Начнем с того, что Бахтин не принял Октябрь 1917 года. О себе Бахтин рассказывает (см. журнал «Человек», № 4, 1993 г.), что он из потомственной семьи банкиров. Его дед организовал Орловский банк, просуществовавший до революции. Отец, являясь управляющим одного из частных банков, в течение многих лет избирался членом Орловской городской думы. Дядя «до революции был в Орле городским головой». Огромный орловский дом, где прошло детство Бахтина, «находился в одном из самых дорогих районов». Детей всячески приобщали к миру науки и искусства; благодаря замечательной гувернантке-немке, Бахтин с детства прекрасно знал немецкий. Да и французский тоже.

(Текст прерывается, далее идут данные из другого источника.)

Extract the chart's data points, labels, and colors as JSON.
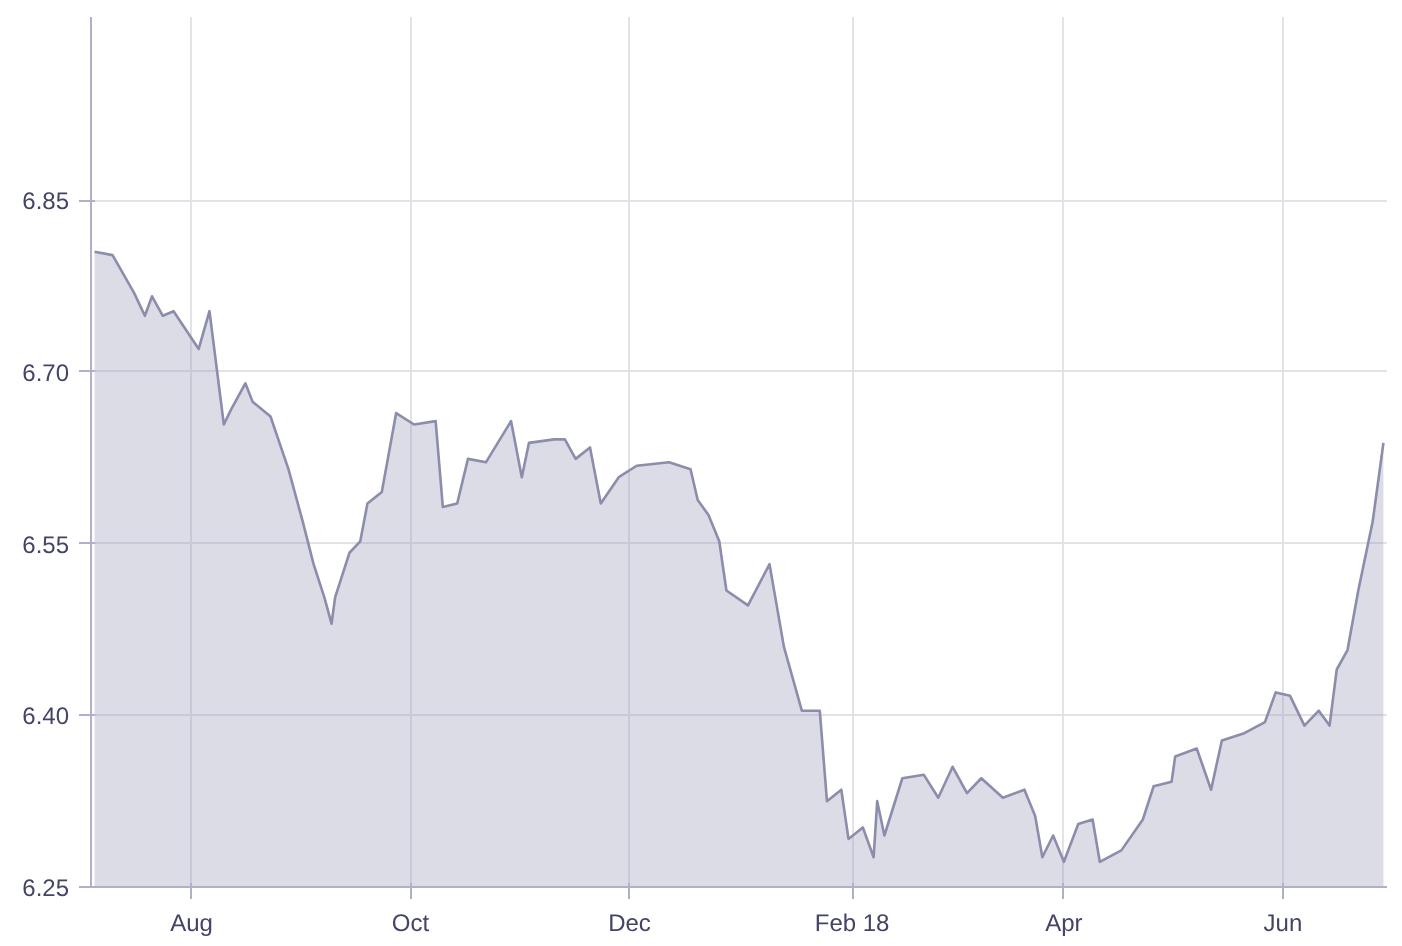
{
  "chart_data": {
    "type": "area",
    "x": [
      "2017-07-05",
      "2017-07-10",
      "2017-07-16",
      "2017-07-19",
      "2017-07-21",
      "2017-07-24",
      "2017-07-27",
      "2017-08-03",
      "2017-08-06",
      "2017-08-10",
      "2017-08-12",
      "2017-08-16",
      "2017-08-18",
      "2017-08-23",
      "2017-08-28",
      "2017-09-01",
      "2017-09-04",
      "2017-09-07",
      "2017-09-09",
      "2017-09-10",
      "2017-09-14",
      "2017-09-17",
      "2017-09-19",
      "2017-09-23",
      "2017-09-27",
      "2017-10-02",
      "2017-10-08",
      "2017-10-10",
      "2017-10-14",
      "2017-10-17",
      "2017-10-22",
      "2017-10-29",
      "2017-11-01",
      "2017-11-03",
      "2017-11-10",
      "2017-11-13",
      "2017-11-16",
      "2017-11-20",
      "2017-11-23",
      "2017-11-28",
      "2017-12-03",
      "2017-12-12",
      "2017-12-18",
      "2017-12-20",
      "2017-12-23",
      "2017-12-26",
      "2017-12-28",
      "2018-01-03",
      "2018-01-09",
      "2018-01-13",
      "2018-01-18",
      "2018-01-23",
      "2018-01-25",
      "2018-01-29",
      "2018-01-31",
      "2018-02-04",
      "2018-02-07",
      "2018-02-08",
      "2018-02-10",
      "2018-02-15",
      "2018-02-21",
      "2018-02-25",
      "2018-03-01",
      "2018-03-05",
      "2018-03-09",
      "2018-03-15",
      "2018-03-21",
      "2018-03-24",
      "2018-03-26",
      "2018-03-29",
      "2018-04-01",
      "2018-04-05",
      "2018-04-09",
      "2018-04-11",
      "2018-04-17",
      "2018-04-23",
      "2018-04-26",
      "2018-05-01",
      "2018-05-02",
      "2018-05-08",
      "2018-05-12",
      "2018-05-15",
      "2018-05-21",
      "2018-05-27",
      "2018-05-30",
      "2018-06-03",
      "2018-06-07",
      "2018-06-11",
      "2018-06-14",
      "2018-06-16",
      "2018-06-19",
      "2018-06-22",
      "2018-06-26",
      "2018-06-29"
    ],
    "series": [
      {
        "color": "#8c8cac",
        "values": [
          6.805,
          6.802,
          6.769,
          6.749,
          6.766,
          6.749,
          6.753,
          6.72,
          6.753,
          6.654,
          6.667,
          6.69,
          6.674,
          6.661,
          6.615,
          6.569,
          6.532,
          6.503,
          6.48,
          6.503,
          6.542,
          6.552,
          6.585,
          6.595,
          6.664,
          6.654,
          6.657,
          6.582,
          6.585,
          6.624,
          6.621,
          6.657,
          6.608,
          6.638,
          6.641,
          6.641,
          6.624,
          6.634,
          6.585,
          6.608,
          6.618,
          6.621,
          6.615,
          6.588,
          6.575,
          6.552,
          6.509,
          6.496,
          6.532,
          6.46,
          6.404,
          6.404,
          6.325,
          6.335,
          6.292,
          6.302,
          6.276,
          6.325,
          6.295,
          6.345,
          6.348,
          6.328,
          6.355,
          6.332,
          6.345,
          6.328,
          6.335,
          6.312,
          6.276,
          6.295,
          6.272,
          6.305,
          6.309,
          6.272,
          6.282,
          6.309,
          6.338,
          6.342,
          6.364,
          6.371,
          6.335,
          6.378,
          6.384,
          6.394,
          6.42,
          6.417,
          6.391,
          6.404,
          6.391,
          6.44,
          6.457,
          6.509,
          6.569,
          6.638
        ]
      }
    ],
    "xlim": [
      "2017-07-04",
      "2018-06-30"
    ],
    "xticks": [
      {
        "value": "2017-08-01",
        "label": "Aug"
      },
      {
        "value": "2017-10-01",
        "label": "Oct"
      },
      {
        "value": "2017-12-01",
        "label": "Dec"
      },
      {
        "value": "2018-02-01",
        "label": "Feb 18"
      },
      {
        "value": "2018-04-01",
        "label": "Apr"
      },
      {
        "value": "2018-06-01",
        "label": "Jun"
      }
    ],
    "ylim": [
      6.25,
      7.01
    ],
    "yticks": [
      {
        "value": 6.25,
        "label": "6.25"
      },
      {
        "value": 6.4,
        "label": "6.40"
      },
      {
        "value": 6.55,
        "label": "6.55"
      },
      {
        "value": 6.7,
        "label": "6.70"
      },
      {
        "value": 6.85,
        "label": "6.85"
      }
    ],
    "grid": true,
    "marker": "none",
    "line_style": "solid"
  }
}
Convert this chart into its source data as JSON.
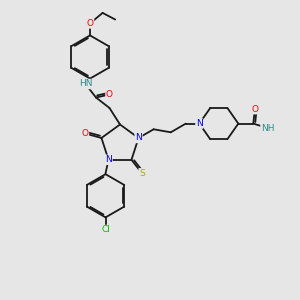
{
  "bg_color": "#e6e6e6",
  "bond_color": "#1a1a1a",
  "bond_width": 1.3,
  "dbo": 0.06,
  "atom_colors": {
    "N": "#0000ee",
    "O": "#ee0000",
    "S": "#aaaa00",
    "Cl": "#00bb00",
    "HN": "#2e8b8b",
    "NH": "#2e8b8b",
    "NH2": "#2e8b8b"
  },
  "fs": 6.5
}
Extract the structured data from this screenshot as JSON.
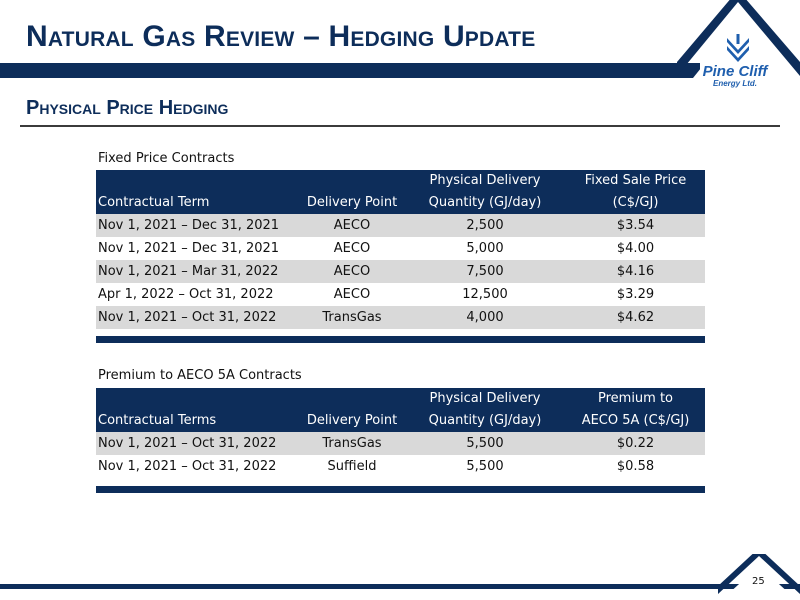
{
  "header": {
    "title": "Natural Gas Review – Hedging Update",
    "logo": {
      "name": "Pine Cliff",
      "sub": "Energy Ltd.",
      "icon": "pine-cliff-logo-icon"
    }
  },
  "section_title": "Physical Price Hedging",
  "fixed": {
    "caption": "Fixed Price Contracts",
    "headers": {
      "term": "Contractual Term",
      "point": "Delivery Point",
      "qty_1": "Physical Delivery",
      "qty_2": "Quantity (GJ/day)",
      "price_1": "Fixed Sale Price",
      "price_2": "(C$/GJ)"
    },
    "rows": [
      {
        "term": "Nov 1, 2021 – Dec 31, 2021",
        "point": "AECO",
        "qty": "2,500",
        "price": "$3.54"
      },
      {
        "term": "Nov 1, 2021 – Dec 31, 2021",
        "point": "AECO",
        "qty": "5,000",
        "price": "$4.00"
      },
      {
        "term": "Nov 1, 2021 – Mar 31, 2022",
        "point": "AECO",
        "qty": "7,500",
        "price": "$4.16"
      },
      {
        "term": "Apr 1, 2022 – Oct 31, 2022",
        "point": "AECO",
        "qty": "12,500",
        "price": "$3.29"
      },
      {
        "term": "Nov 1, 2021 – Oct 31, 2022",
        "point": "TransGas",
        "qty": "4,000",
        "price": "$4.62"
      }
    ]
  },
  "premium": {
    "caption": "Premium to AECO 5A Contracts",
    "headers": {
      "term": "Contractual Terms",
      "point": "Delivery Point",
      "qty_1": "Physical Delivery",
      "qty_2": "Quantity (GJ/day)",
      "price_1": "Premium to",
      "price_2": "AECO 5A (C$/GJ)"
    },
    "rows": [
      {
        "term": "Nov 1, 2021 – Oct 31, 2022",
        "point": "TransGas",
        "qty": "5,500",
        "price": "$0.22"
      },
      {
        "term": "Nov 1, 2021 – Oct 31, 2022",
        "point": "Suffield",
        "qty": "5,500",
        "price": "$0.58"
      }
    ]
  },
  "footer": {
    "page_number": "25"
  },
  "colors": {
    "navy": "#0d2d5a",
    "logo_blue": "#1f5fae",
    "row_gray": "#d9d9d9"
  }
}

Однако выводить неприятие Бахтиным Октября 1917-го из его социального благополучия было бы упрощением — ведь многие представители привилегированных слоев населения России революцию и коммунизм приняли. Принципиальным тут, на мой взгляд, является отношение Бахтина к вовлеченным в революцию человеческим массам. Если исходить из концепции народной смеховой культуры (правда, получившей оформление гораздо позже описываемого периода), из апелляции к народной стихии, в недрах которой происходит отмирание старого и рождение нового, к правоте и правде клубящегося на площади народа, — эти самые массы должны были бы вызывать у Бахтина хоть толику симпатии. И что же?
Александр Блок, принявший революцию, и Марина Цветаева, не принявшая ее, несмотря на противоположное отношение к революции, чувствовали огромный творческий потенциал революционных народных масс. И черпали из этого источника вдохновение. А Бахтин? «…Мы были настроены очень пессимистически: мы считали, что дело кончено. Кончено. Монархию нельзя восстановить, да и некому… Что неизбежно победят вот эти самые массы солдат, крестьян в солдатских шинелях, которым ничего не дорого, пролетариат, который не исторический класс, у него нет никаких ценностей, ничего у него нет. Всю жизнь он боролся только за очень узкие материальные блага…» Итак, революционные массы, в оценке Бахтина, — это люди без ценностей, которые борются исключительно за «очень узкие материальные блага»…Короче, шариковы торжествуют.
Дальнейшие перипетии биографии Бахтина прямо вытекают из его непринятия революции. В двадцатые годы Бахтин приобрел репутацию «политически неблагонадежного». В 1928 году, уже имея за плечами публикацию книги «Проблемы творчества Достоевского», был арестован как член «подпольной контрреволюционной организации правой интеллигенции под названием «Воскресенье». По приговору должен был отправиться в Соловецкий лагерь, но после смягчения приговора оказался в казахстанском Кустанае. Именно здесь он делает первые наброски к диссертации о творчестве Франсуа Рабле, которая в дальнейшем ляжет в основу его книги.